1. Recuento de microorganismos viables totales. (Muestras líquidas u homogeneizadas).

­  Se  trata  de  conocer  el  número  total  de  microorganismos  presentes  en  el  alimento.  Este
número no guarda relación con el de microorganismos patógenos por lo que no puede usarse
como  índice  de  su  presencia  y  sólo  debe  considerarse  un  indicador  de  las  características
higiénicas generales del alimento.

­  Dependiendo  de  las  características  del  medio  utilizado  (medio  rico,  medio  limitado  en
nutrientes para medida de la flora no láctica de alimentos fermentados) y de las condiciones de
incubación  (mesófilos,  psicrófilos)  los  microorganismos  analizados  serán  miembros  de
poblaciones  diferentes.  En  general  se  investiga  la  presencia  de  microorganismos  aerobios  o
aerotolerantes (anaerobios facultativos); aunque, en ciertas situaciones (alimentos envasados
al vacío), puede ser de interés hacer recuentos de anaerobios totales.

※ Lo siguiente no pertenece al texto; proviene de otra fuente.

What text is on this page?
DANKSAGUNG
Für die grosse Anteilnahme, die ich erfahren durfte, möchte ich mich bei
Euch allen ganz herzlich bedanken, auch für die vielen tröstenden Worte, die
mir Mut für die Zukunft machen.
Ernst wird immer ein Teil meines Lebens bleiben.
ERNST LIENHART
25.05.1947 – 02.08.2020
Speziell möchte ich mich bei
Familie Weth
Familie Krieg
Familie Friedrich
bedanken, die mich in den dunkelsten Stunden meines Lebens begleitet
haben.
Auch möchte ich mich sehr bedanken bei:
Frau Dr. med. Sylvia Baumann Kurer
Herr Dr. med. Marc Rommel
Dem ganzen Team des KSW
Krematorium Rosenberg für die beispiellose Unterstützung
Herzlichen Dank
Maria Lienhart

­ Se han desarrollado técnicas que hacen posible la automatización del proceso.

­ Hay cuatro técnicas biológicas básicas técnicas de recuento de viables:.

1.­ Contaje en Placa Standard (Standard Plate Count).

2.­ Determinación del número más probable.

3.­ Métodos basados en la reducción de colorantes por viables.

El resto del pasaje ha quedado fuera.